En 2012, c'est le groupe pétrolier saoudien Aramco qui avait subi une attaque et avait stoppé sa production pendant une semaine.

Et fin 2014, en Allemagne, une cyberattaque avait touché une aciérie, endommageant de façon irréversible un de ses hauts fourneaux.

Selon une étude de Kaspersky de 2016, 91% des systèmes de commande industriels (ICS) "présentent des failles pouvant être exploitées à distance".

Pire, selon cette société de cybersécurité, "3,3% des hôtes ICS situés dans ces entreprises contiennent des vulnérabilités critiques et exécutables à distance".

Le patron de l'Anssi, Guillaume Poupard, a détaillé lundi 15 mai les mesures à prendre pour les acteurs économiques : il faut "aujourd'hui face aux attaques qu'on a, mettre a jour les systèmes, puisque très clairement les attaquants utilisent des vulnérabilités qui sont connues, qui ont été corrigées par Microsoft depuis deux mois".

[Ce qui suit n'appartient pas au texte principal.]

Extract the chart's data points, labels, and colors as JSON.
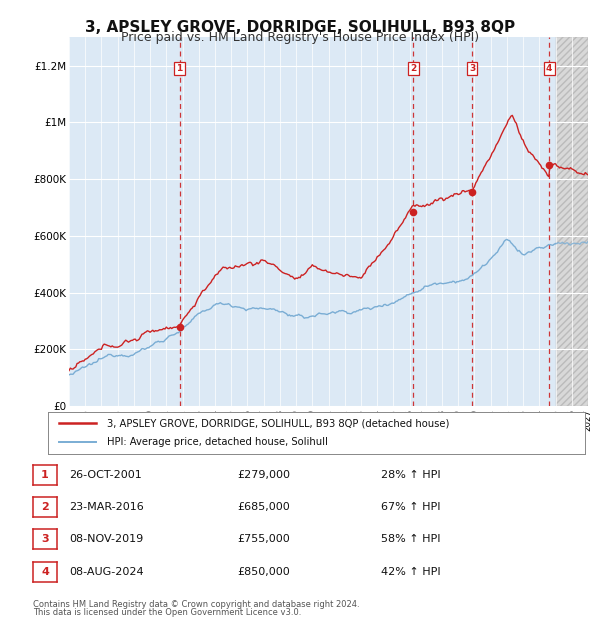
{
  "title": "3, APSLEY GROVE, DORRIDGE, SOLIHULL, B93 8QP",
  "subtitle": "Price paid vs. HM Land Registry's House Price Index (HPI)",
  "title_fontsize": 11,
  "subtitle_fontsize": 9,
  "plot_bg_color": "#dce9f5",
  "grid_color": "#ffffff",
  "hpi_line_color": "#7aadd4",
  "price_line_color": "#cc2222",
  "dashed_line_color": "#cc2222",
  "sale_points": [
    {
      "label": "1",
      "year": 2001.82,
      "price": 279000,
      "date": "26-OCT-2001"
    },
    {
      "label": "2",
      "year": 2016.23,
      "price": 685000,
      "date": "23-MAR-2016"
    },
    {
      "label": "3",
      "year": 2019.85,
      "price": 755000,
      "date": "08-NOV-2019"
    },
    {
      "label": "4",
      "year": 2024.6,
      "price": 850000,
      "date": "08-AUG-2024"
    }
  ],
  "ylim": [
    0,
    1300000
  ],
  "yticks": [
    0,
    200000,
    400000,
    600000,
    800000,
    1000000,
    1200000
  ],
  "ytick_labels": [
    "£0",
    "£200K",
    "£400K",
    "£600K",
    "£800K",
    "£1M",
    "£1.2M"
  ],
  "xlim_start": 1995,
  "xlim_end": 2027,
  "future_cutoff": 2025.0,
  "legend_entries": [
    "3, APSLEY GROVE, DORRIDGE, SOLIHULL, B93 8QP (detached house)",
    "HPI: Average price, detached house, Solihull"
  ],
  "footer_lines": [
    "Contains HM Land Registry data © Crown copyright and database right 2024.",
    "This data is licensed under the Open Government Licence v3.0."
  ],
  "table_rows": [
    [
      "1",
      "26-OCT-2001",
      "£279,000",
      "28% ↑ HPI"
    ],
    [
      "2",
      "23-MAR-2016",
      "£685,000",
      "67% ↑ HPI"
    ],
    [
      "3",
      "08-NOV-2019",
      "£755,000",
      "58% ↑ HPI"
    ],
    [
      "4",
      "08-AUG-2024",
      "£850,000",
      "42% ↑ HPI"
    ]
  ]
}
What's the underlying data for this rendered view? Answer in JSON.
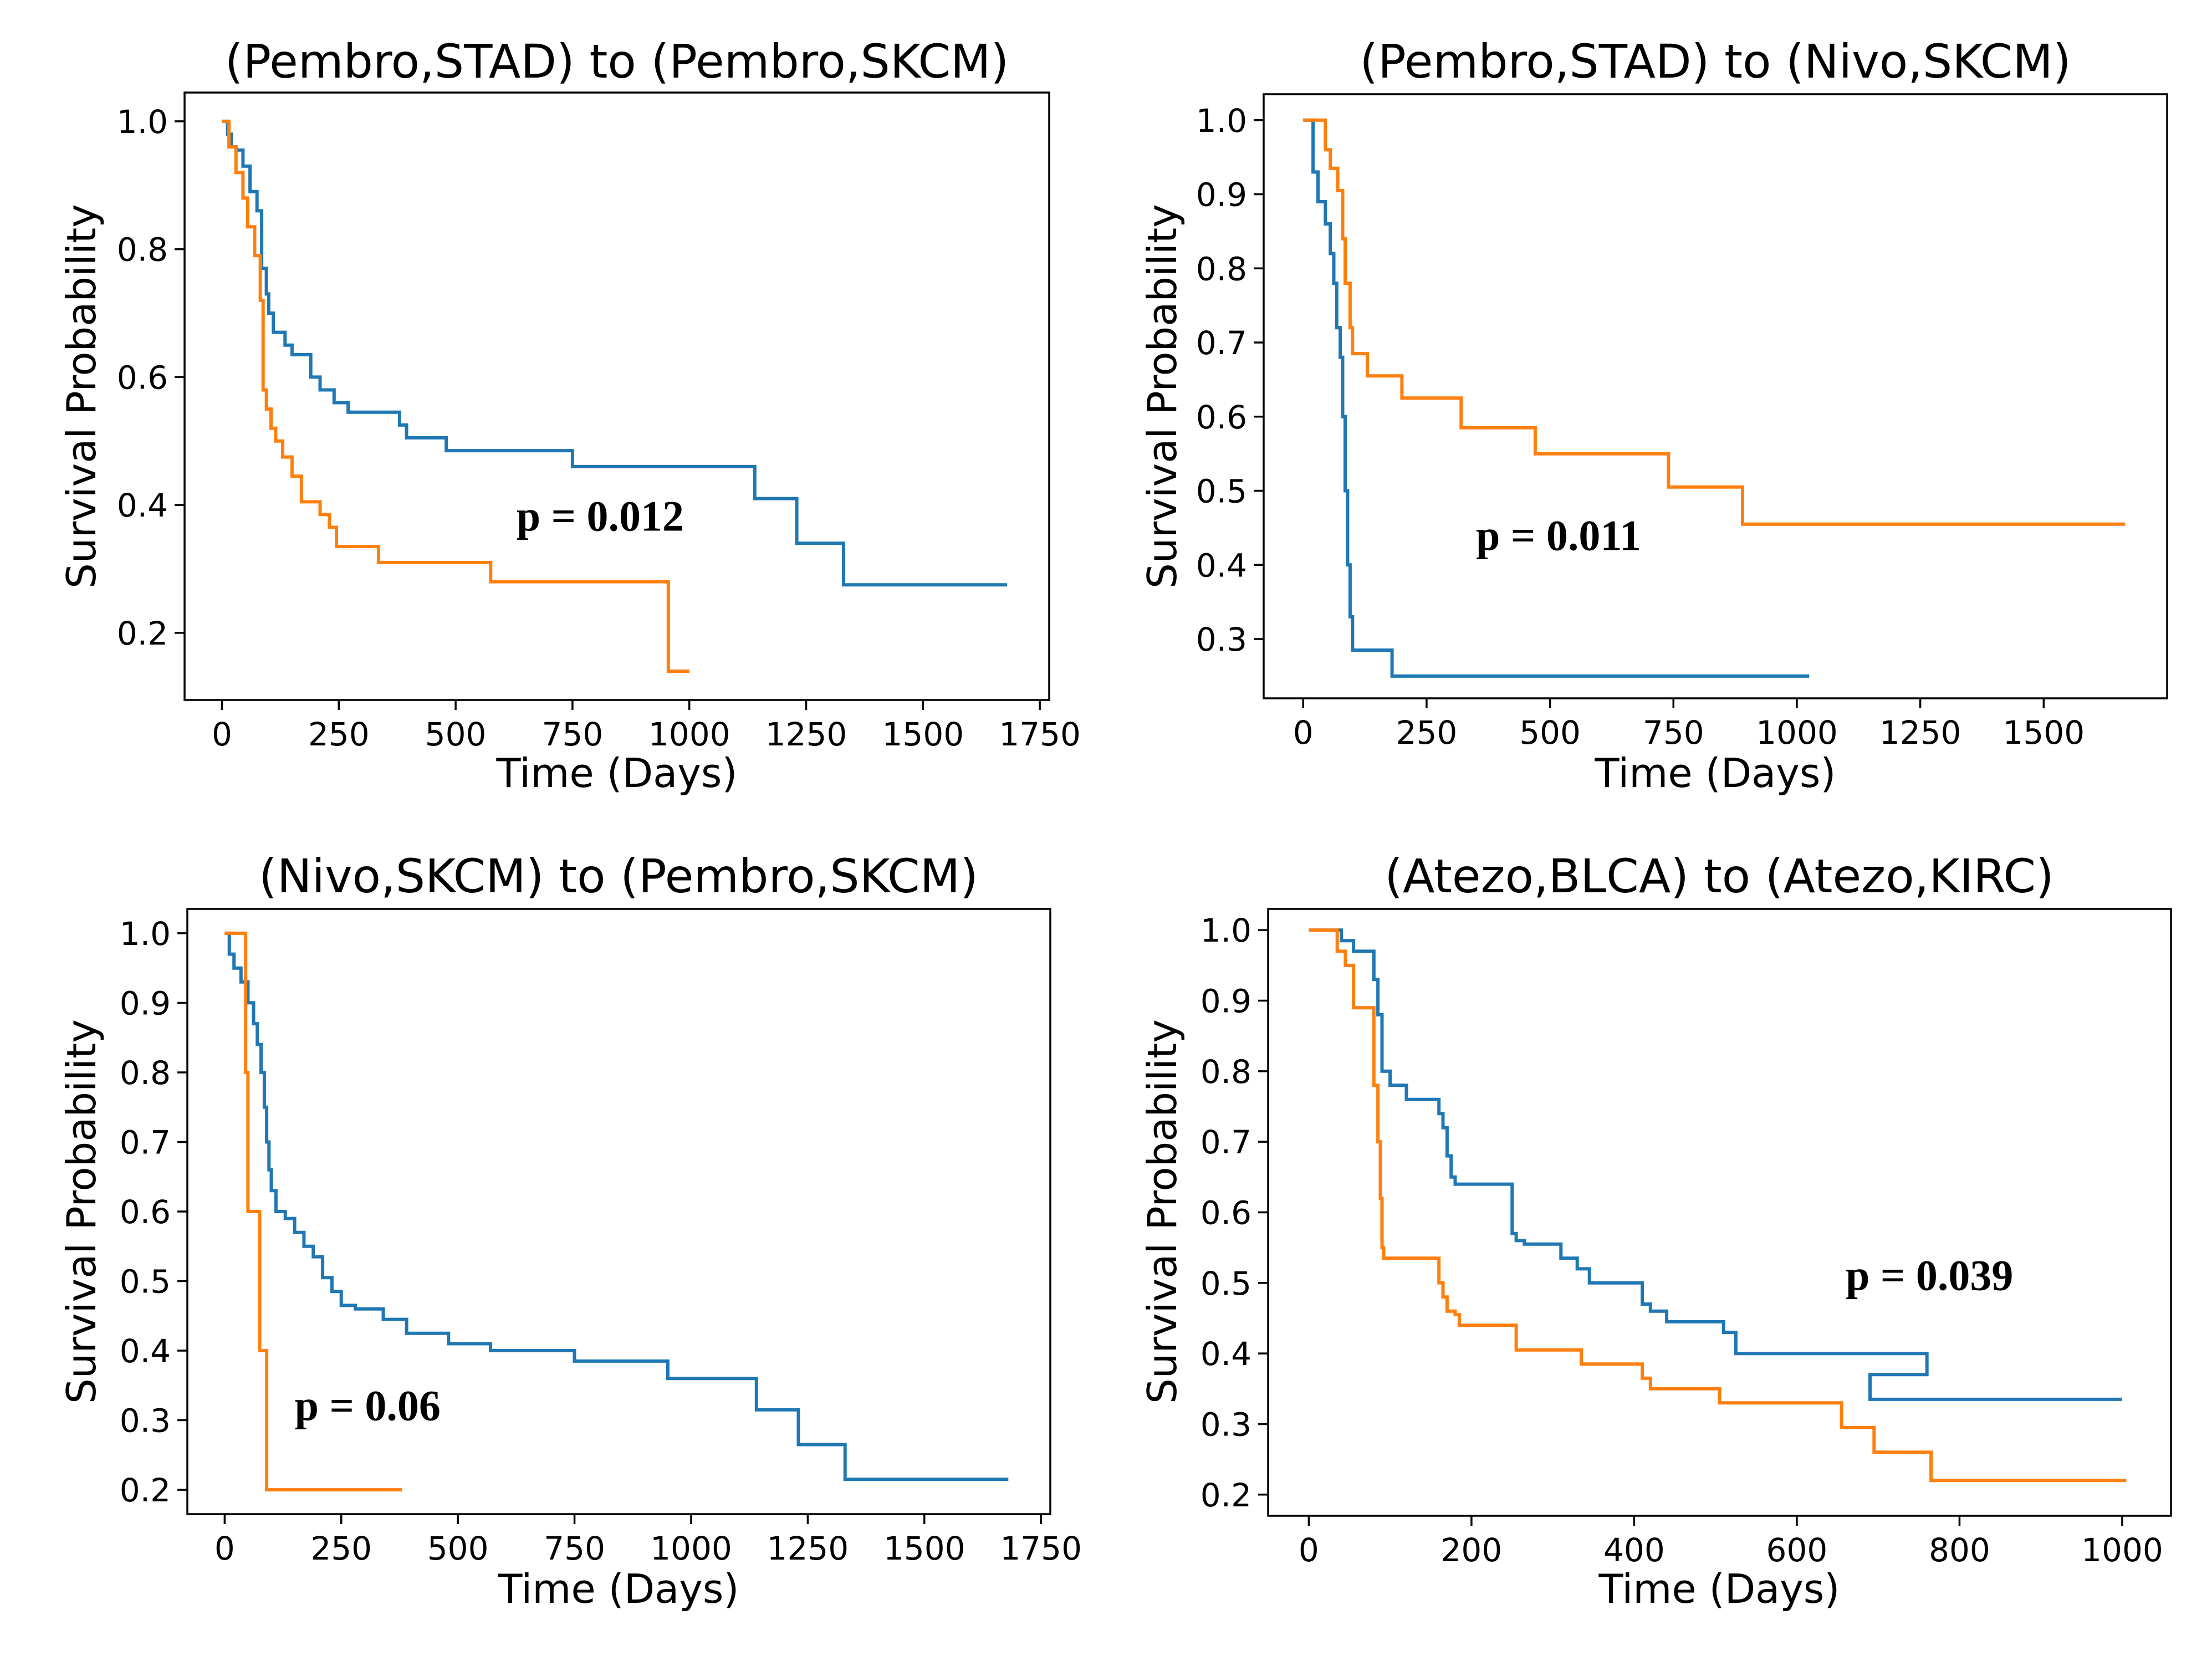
{
  "colors": {
    "blue": "#1f77b4",
    "orange": "#ff7f0e"
  },
  "chart_data": [
    {
      "type": "line",
      "step": "post",
      "title": "(Pembro,STAD) to (Pembro,SKCM)",
      "xlabel": "Time (Days)",
      "ylabel": "Survival Probability",
      "xlim": [
        -80,
        1770
      ],
      "ylim": [
        0.095,
        1.045
      ],
      "xticks": [
        0,
        250,
        500,
        750,
        1000,
        1250,
        1500,
        1750
      ],
      "xtick_labels": [
        "0",
        "250",
        "500",
        "750",
        "1000",
        "1250",
        "1500",
        "1750"
      ],
      "yticks": [
        0.2,
        0.4,
        0.6,
        0.8,
        1.0
      ],
      "ytick_labels": [
        "0.2",
        "0.4",
        "0.6",
        "0.8",
        "1.0"
      ],
      "annotation": {
        "text": "p = 0.012",
        "x": 630,
        "y": 0.36
      },
      "series": [
        {
          "color": "#1f77b4",
          "x": [
            0,
            12,
            20,
            30,
            45,
            60,
            75,
            85,
            95,
            100,
            110,
            135,
            150,
            190,
            210,
            240,
            270,
            380,
            395,
            480,
            750,
            1140,
            1230,
            1330,
            1680
          ],
          "y": [
            1.0,
            0.98,
            0.96,
            0.955,
            0.93,
            0.89,
            0.86,
            0.77,
            0.73,
            0.7,
            0.67,
            0.65,
            0.635,
            0.6,
            0.58,
            0.56,
            0.545,
            0.525,
            0.505,
            0.485,
            0.46,
            0.41,
            0.34,
            0.275,
            0.275
          ]
        },
        {
          "color": "#ff7f0e",
          "x": [
            0,
            15,
            30,
            45,
            55,
            70,
            82,
            88,
            95,
            105,
            115,
            130,
            150,
            170,
            210,
            230,
            245,
            335,
            575,
            955,
            1000
          ],
          "y": [
            1.0,
            0.96,
            0.92,
            0.88,
            0.835,
            0.79,
            0.72,
            0.58,
            0.55,
            0.52,
            0.5,
            0.475,
            0.445,
            0.405,
            0.385,
            0.365,
            0.335,
            0.31,
            0.28,
            0.14,
            0.14
          ]
        }
      ]
    },
    {
      "type": "line",
      "step": "post",
      "title": "(Pembro,STAD) to (Nivo,SKCM)",
      "xlabel": "Time (Days)",
      "ylabel": "Survival Probability",
      "xlim": [
        -80,
        1750
      ],
      "ylim": [
        0.22,
        1.035
      ],
      "xticks": [
        0,
        250,
        500,
        750,
        1000,
        1250,
        1500
      ],
      "xtick_labels": [
        "0",
        "250",
        "500",
        "750",
        "1000",
        "1250",
        "1500"
      ],
      "yticks": [
        0.3,
        0.4,
        0.5,
        0.6,
        0.7,
        0.8,
        0.9,
        1.0
      ],
      "ytick_labels": [
        "0.3",
        "0.4",
        "0.5",
        "0.6",
        "0.7",
        "0.8",
        "0.9",
        "1.0"
      ],
      "annotation": {
        "text": "p = 0.011",
        "x": 350,
        "y": 0.42
      },
      "series": [
        {
          "color": "#1f77b4",
          "x": [
            0,
            20,
            30,
            45,
            55,
            62,
            68,
            75,
            80,
            85,
            90,
            95,
            100,
            180,
            1025
          ],
          "y": [
            1.0,
            0.93,
            0.89,
            0.86,
            0.82,
            0.78,
            0.72,
            0.68,
            0.6,
            0.5,
            0.4,
            0.33,
            0.285,
            0.25,
            0.25
          ]
        },
        {
          "color": "#ff7f0e",
          "x": [
            0,
            45,
            55,
            70,
            80,
            85,
            95,
            100,
            130,
            200,
            320,
            470,
            740,
            890,
            1665
          ],
          "y": [
            1.0,
            0.96,
            0.935,
            0.905,
            0.84,
            0.78,
            0.72,
            0.685,
            0.655,
            0.625,
            0.585,
            0.55,
            0.505,
            0.455,
            0.455
          ]
        }
      ]
    },
    {
      "type": "line",
      "step": "post",
      "title": "(Nivo,SKCM) to (Pembro,SKCM)",
      "xlabel": "Time (Days)",
      "ylabel": "Survival Probability",
      "xlim": [
        -80,
        1770
      ],
      "ylim": [
        0.165,
        1.035
      ],
      "xticks": [
        0,
        250,
        500,
        750,
        1000,
        1250,
        1500,
        1750
      ],
      "xtick_labels": [
        "0",
        "250",
        "500",
        "750",
        "1000",
        "1250",
        "1500",
        "1750"
      ],
      "yticks": [
        0.2,
        0.3,
        0.4,
        0.5,
        0.6,
        0.7,
        0.8,
        0.9,
        1.0
      ],
      "ytick_labels": [
        "0.2",
        "0.3",
        "0.4",
        "0.5",
        "0.6",
        "0.7",
        "0.8",
        "0.9",
        "1.0"
      ],
      "annotation": {
        "text": "p = 0.06",
        "x": 150,
        "y": 0.3
      },
      "series": [
        {
          "color": "#1f77b4",
          "x": [
            0,
            10,
            20,
            35,
            50,
            62,
            70,
            78,
            85,
            90,
            95,
            100,
            110,
            130,
            150,
            170,
            190,
            210,
            230,
            250,
            280,
            340,
            390,
            480,
            570,
            750,
            950,
            1140,
            1230,
            1330,
            1680
          ],
          "y": [
            1.0,
            0.97,
            0.95,
            0.93,
            0.9,
            0.87,
            0.84,
            0.8,
            0.75,
            0.7,
            0.66,
            0.63,
            0.6,
            0.59,
            0.57,
            0.55,
            0.535,
            0.505,
            0.485,
            0.465,
            0.46,
            0.445,
            0.425,
            0.41,
            0.4,
            0.385,
            0.36,
            0.315,
            0.265,
            0.215,
            0.215
          ]
        },
        {
          "color": "#ff7f0e",
          "x": [
            0,
            45,
            50,
            75,
            90,
            380
          ],
          "y": [
            1.0,
            0.8,
            0.6,
            0.4,
            0.2,
            0.2
          ]
        }
      ]
    },
    {
      "type": "line",
      "step": "post",
      "title": "(Atezo,BLCA) to (Atezo,KIRC)",
      "xlabel": "Time (Days)",
      "ylabel": "Survival Probability",
      "xlim": [
        -50,
        1060
      ],
      "ylim": [
        0.17,
        1.03
      ],
      "xticks": [
        0,
        200,
        400,
        600,
        800,
        1000
      ],
      "xtick_labels": [
        "0",
        "200",
        "400",
        "600",
        "800",
        "1000"
      ],
      "yticks": [
        0.2,
        0.3,
        0.4,
        0.5,
        0.6,
        0.7,
        0.8,
        0.9,
        1.0
      ],
      "ytick_labels": [
        "0.2",
        "0.3",
        "0.4",
        "0.5",
        "0.6",
        "0.7",
        "0.8",
        "0.9",
        "1.0"
      ],
      "annotation": {
        "text": "p = 0.039",
        "x": 660,
        "y": 0.49
      },
      "series": [
        {
          "color": "#1f77b4",
          "x": [
            0,
            40,
            55,
            80,
            85,
            90,
            100,
            120,
            160,
            165,
            170,
            175,
            180,
            250,
            255,
            265,
            310,
            330,
            345,
            410,
            420,
            440,
            510,
            525,
            760,
            690,
            1000
          ],
          "y": [
            1.0,
            0.985,
            0.97,
            0.93,
            0.88,
            0.8,
            0.78,
            0.76,
            0.74,
            0.72,
            0.68,
            0.65,
            0.64,
            0.57,
            0.56,
            0.555,
            0.535,
            0.52,
            0.5,
            0.47,
            0.46,
            0.445,
            0.43,
            0.4,
            0.37,
            0.335,
            0.335
          ]
        },
        {
          "color": "#ff7f0e",
          "x": [
            0,
            35,
            45,
            55,
            80,
            85,
            88,
            90,
            92,
            95,
            160,
            165,
            170,
            180,
            185,
            200,
            255,
            335,
            410,
            420,
            505,
            655,
            695,
            765,
            1005
          ],
          "y": [
            1.0,
            0.97,
            0.95,
            0.89,
            0.78,
            0.7,
            0.62,
            0.55,
            0.535,
            0.535,
            0.5,
            0.48,
            0.46,
            0.455,
            0.44,
            0.44,
            0.405,
            0.385,
            0.365,
            0.35,
            0.33,
            0.295,
            0.26,
            0.22,
            0.22
          ]
        }
      ]
    }
  ]
}
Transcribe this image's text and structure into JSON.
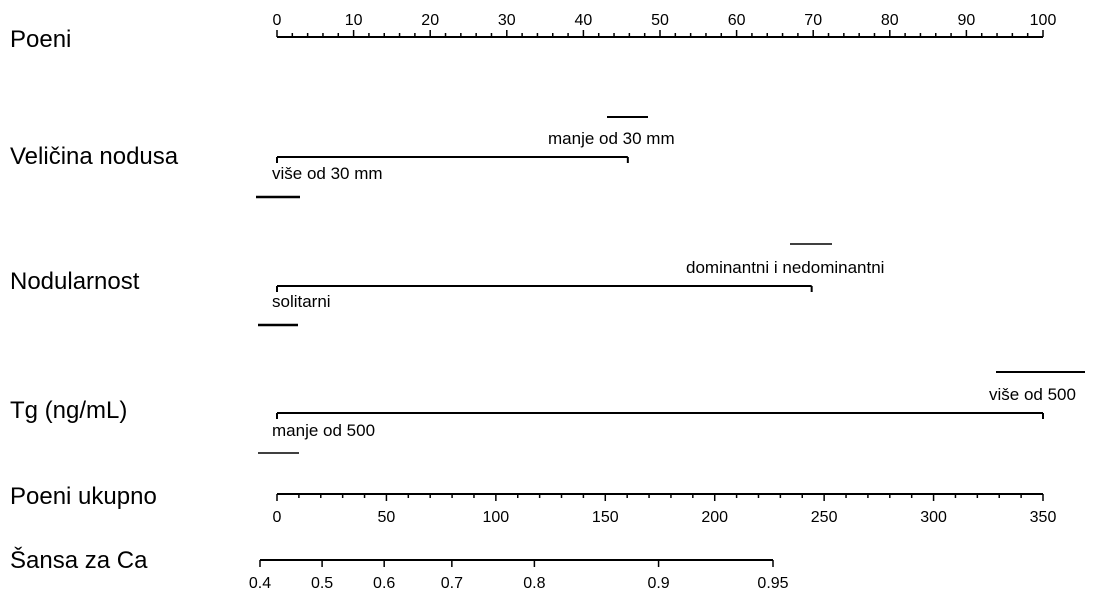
{
  "chart_data": {
    "type": "nomogram",
    "title": "",
    "points_axis": {
      "label": "Poeni",
      "min": 0,
      "max": 100,
      "tick_labels": [
        "0",
        "10",
        "20",
        "30",
        "40",
        "50",
        "60",
        "70",
        "80",
        "90",
        "100"
      ]
    },
    "predictors": [
      {
        "label": "Veličina nodusa",
        "categories": [
          {
            "name": "više od 30 mm",
            "points": 0
          },
          {
            "name": "manje od 30 mm",
            "points": 45.8
          }
        ]
      },
      {
        "label": "Nodularnost",
        "categories": [
          {
            "name": "solitarni",
            "points": 0
          },
          {
            "name": "dominantni i nedominantni",
            "points": 69.8
          }
        ]
      },
      {
        "label": "Tg (ng/mL)",
        "categories": [
          {
            "name": "manje od 500",
            "points": 0
          },
          {
            "name": "više od 500",
            "points": 100
          }
        ]
      }
    ],
    "total_points_axis": {
      "label": "Poeni ukupno",
      "min": 0,
      "max": 350,
      "tick_labels": [
        "0",
        "50",
        "100",
        "150",
        "200",
        "250",
        "300",
        "350"
      ]
    },
    "probability_axis": {
      "label": "Šansa za Ca",
      "values": [
        0.4,
        0.5,
        0.6,
        0.7,
        0.8,
        0.9,
        0.95
      ],
      "tick_labels": [
        "0.4",
        "0.5",
        "0.6",
        "0.7",
        "0.8",
        "0.9",
        "0.95"
      ]
    }
  }
}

Il faut aussi "faire des sauvegardes, quand on a ses données séparées quelque part bien au chaud, on peut les récupérer et réinstaller le système". "Et en profiter pour refaire de la sensibilisation au niveau de l'ensemble des agents de l'entreprise de manière à avoir les bons réflexes en cas d'attaque", a-t-il recommandé.